You see a solid object. But physics tells us that a banana, or any other solid object, consists mostly of empty space, interspersed with molecules, made of atoms, made of protons, electrons, and neutrons, all of them very far apart from one another relative to their size but connected by strong bonds of electromagnetic force. These electromagnetic bonds, not the particles of matter themselves, give the banana its solidity.

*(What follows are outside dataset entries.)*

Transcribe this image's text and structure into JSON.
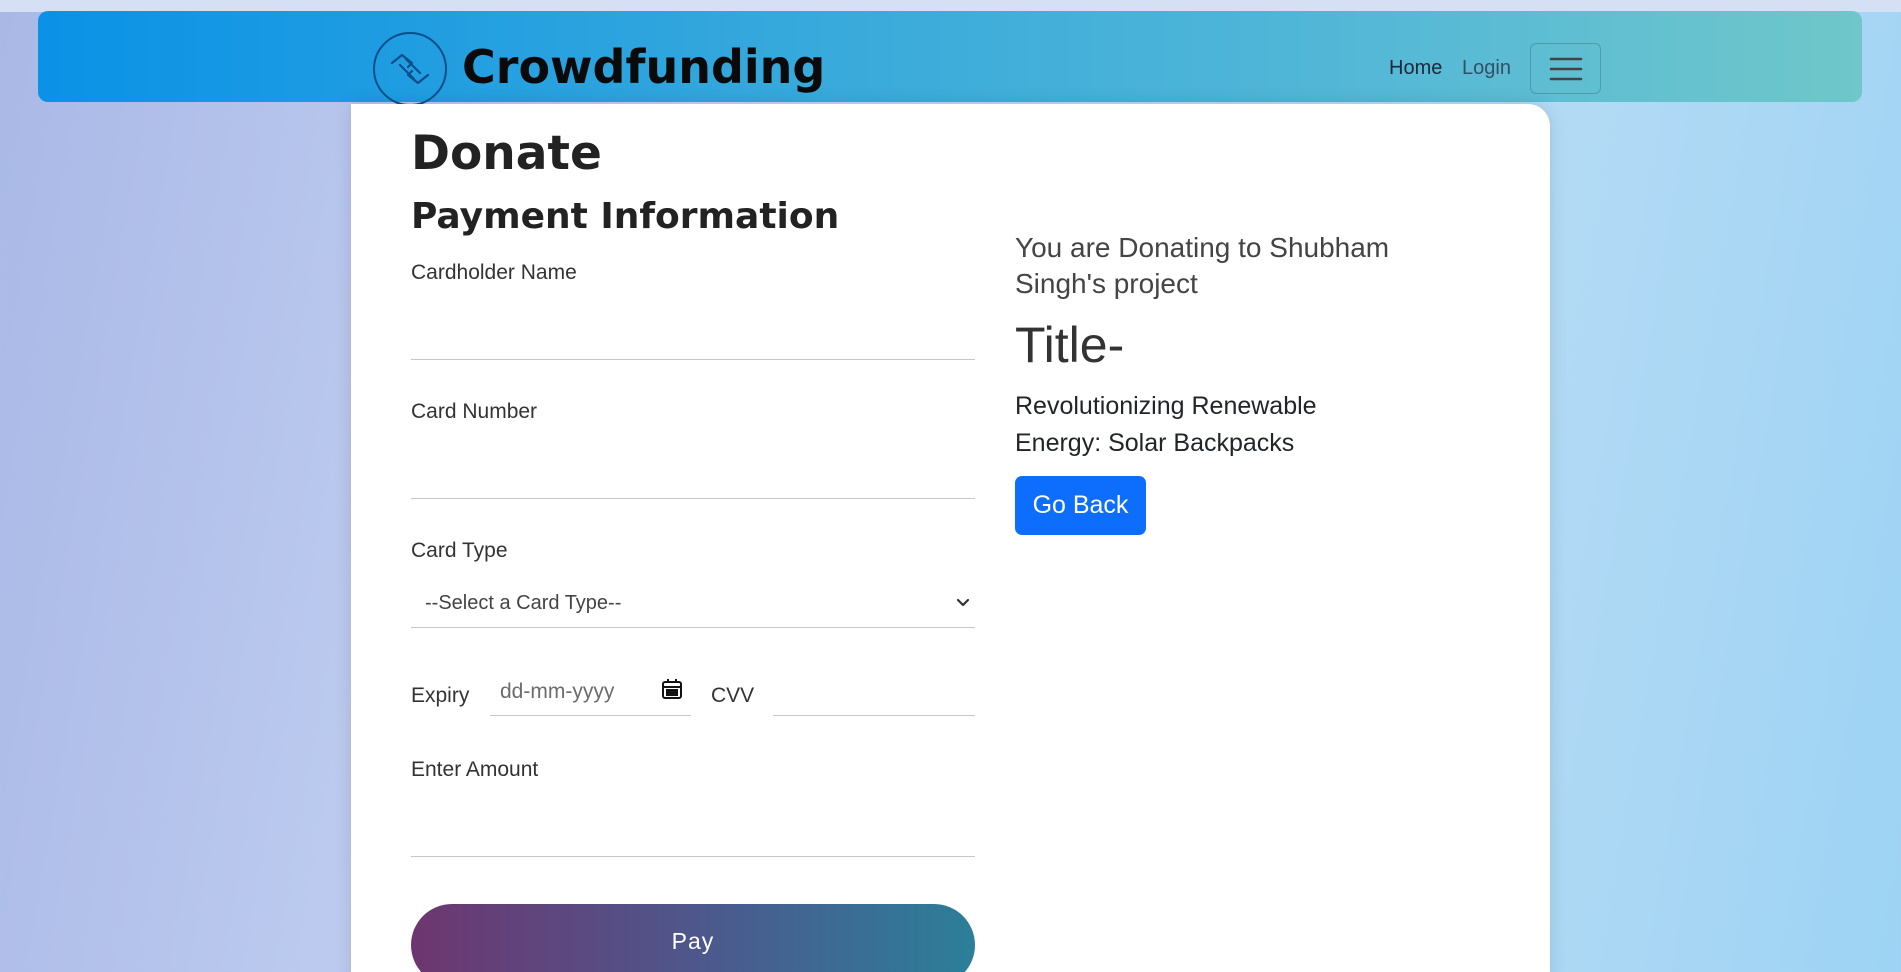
{
  "navbar": {
    "brand": "Crowdfunding",
    "logo_icon": "handshake-icon",
    "links": {
      "home": "Home",
      "login": "Login"
    },
    "menu_icon": "hamburger-icon"
  },
  "form": {
    "page_title": "Donate",
    "section_title": "Payment Information",
    "cardholder_label": "Cardholder Name",
    "cardholder_value": "",
    "card_number_label": "Card Number",
    "card_number_value": "",
    "card_type_label": "Card Type",
    "card_type_selected": "--Select a Card Type--",
    "expiry_label": "Expiry",
    "expiry_placeholder": "dd-mm-yyyy",
    "cvv_label": "CVV",
    "amount_label": "Enter Amount",
    "pay_label": "Pay"
  },
  "sidebar": {
    "intro": "You are Donating to Shubham Singh's project",
    "title_label": "Title-",
    "project_title": "Revolutionizing Renewable Energy: Solar Backpacks",
    "go_back_label": "Go Back"
  },
  "colors": {
    "primary_button": "#0d6efd",
    "pay_gradient_start": "#6d3670",
    "pay_gradient_end": "#2b7f99",
    "navbar_start": "#0a92e6",
    "navbar_end": "#6fc7c9"
  }
}
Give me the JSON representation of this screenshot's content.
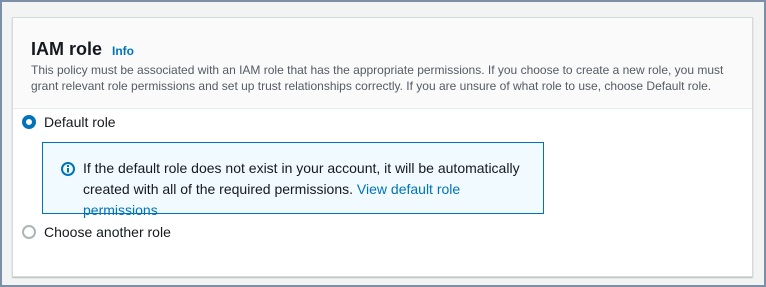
{
  "section": {
    "title": "IAM role",
    "info_label": "Info",
    "description": "This policy must be associated with an IAM role that has the appropriate permissions. If you choose to create a new role, you must grant relevant role permissions and set up trust relationships correctly. If you are unsure of what role to use, choose Default role."
  },
  "options": {
    "default_role": {
      "label": "Default role",
      "selected": true
    },
    "another_role": {
      "label": "Choose another role",
      "selected": false
    }
  },
  "alert": {
    "icon": "info-circle-icon",
    "text": "If the default role does not exist in your account, it will be automatically created with all of the required permissions.",
    "link_text": "View default role permissions"
  },
  "colors": {
    "accent": "#0073bb",
    "alert_background": "#f1faff",
    "header_background": "#fafafa"
  }
}
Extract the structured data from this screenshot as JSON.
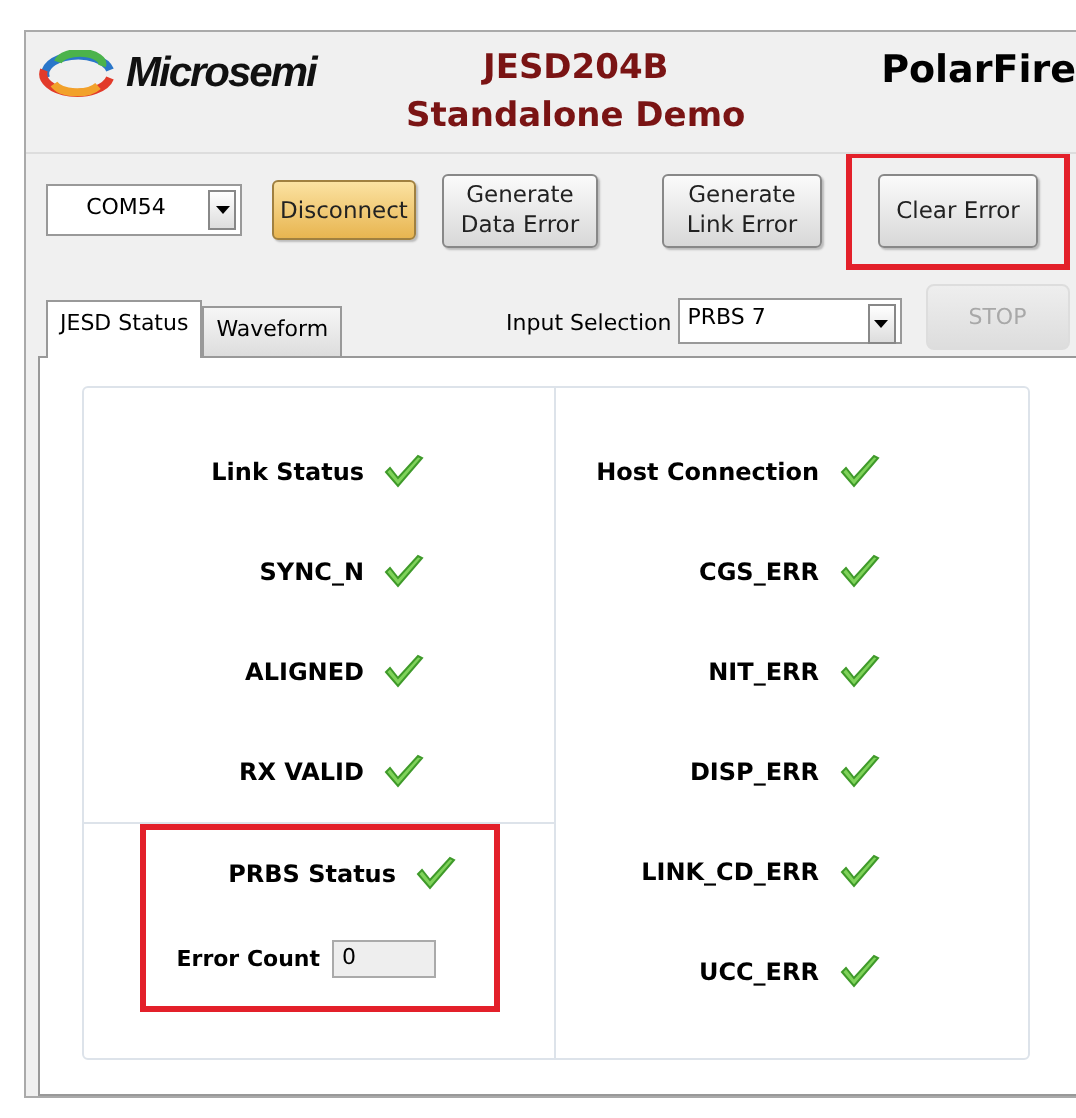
{
  "header": {
    "logo_text": "Microsemi",
    "title": "JESD204B",
    "subtitle": "Standalone Demo",
    "product": "PolarFire"
  },
  "toolbar": {
    "port": {
      "value": "COM54"
    },
    "buttons": [
      {
        "label": "Disconnect",
        "kind": "primary",
        "highlighted": false
      },
      {
        "label": "Generate\nData Error",
        "kind": "normal",
        "highlighted": false
      },
      {
        "label": "Generate\nLink Error",
        "kind": "normal",
        "highlighted": false
      },
      {
        "label": "Clear Error",
        "kind": "normal",
        "highlighted": true
      }
    ]
  },
  "tabs": [
    {
      "label": "JESD Status",
      "selected": true
    },
    {
      "label": "Waveform",
      "selected": false
    }
  ],
  "input_selection": {
    "label": "Input Selection",
    "value": "PRBS 7"
  },
  "stop_button": {
    "label": "STOP",
    "disabled": true
  },
  "status": {
    "left": [
      {
        "label": "Link Status",
        "ok": true
      },
      {
        "label": "SYNC_N",
        "ok": true
      },
      {
        "label": "ALIGNED",
        "ok": true
      },
      {
        "label": "RX VALID",
        "ok": true
      }
    ],
    "prbs": {
      "highlighted": true,
      "status": {
        "label": "PRBS Status",
        "ok": true
      },
      "error_count": {
        "label": "Error Count",
        "value": "0"
      }
    },
    "right": [
      {
        "label": "Host Connection",
        "ok": true
      },
      {
        "label": "CGS_ERR",
        "ok": true
      },
      {
        "label": "NIT_ERR",
        "ok": true
      },
      {
        "label": "DISP_ERR",
        "ok": true
      },
      {
        "label": "LINK_CD_ERR",
        "ok": true
      },
      {
        "label": "UCC_ERR",
        "ok": true
      }
    ]
  }
}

Visible light, a form of electromagnetic radiation, emitted by the sun or by a local light source, travels through spacetime, and strikes the surface of the banana. Some light gets absorbed, some reflected, and some scattered. Some of what got reflected or scattered enters your eye. This light passes through the cornea, the pupil (controlled by the iris), and then the lens, all of which act together as a compound lens to focus packets of light (photons) onto your retina. Photoreceptor cells in the retina then react to the light by producing electrochemical signals, which activate bipolar cells, which activate ganglion cells, which transmit information to the brain through the optic nerve.
Sounds complicated? It gets worse.
Your brain has several highly complex neural networks for processing visual information: the lateral geniculate nucleus, the optic radiations, the visual cortex, and the visual association cortex.
Your body needs all of this to convert light into a visual image, and it all happens without your conscious involvement or even your conscious perception. You don’t perceive your body converting packets of photons into electrochemical signals and thereby into a visual image; you just see a banana.
And I have only discussed one sense – sight – and one activity – looking. Try perceiving the banana through other senses. Pick it up. Sniff it. Heft it to feel its weight. Hold it in front of you, behind you, above you. Lick it. Knock it against something else (gently) and listen to the sound it makes. Each of these ways of sensing involves chains of physical processes as complex as those involved in seeing.
Let me go one step further and say that we can understand all of these physical processes as relations.
By relations I mean both
- the actual concrete relationship between two or more things (e.g. seeing a banana in a certain light and from a certain angle), and
- the indeterminate cloud of potential relationships that could connect those things (e.g. the fact that you could see the banana under a different light or from different angles).
We perceive a banana — or any physical object or event — through the operation of many complex physical relations. These relations don’t just transmit an experience to our minds. They produce that experience.
In other words, our experience of a banana comes not just from the banana as a thing separate from ourselves, but from a dynamic network of physical relations.
This raises a question:
How could we possibly know anything about the banana independently of these physical relations through which we experience it?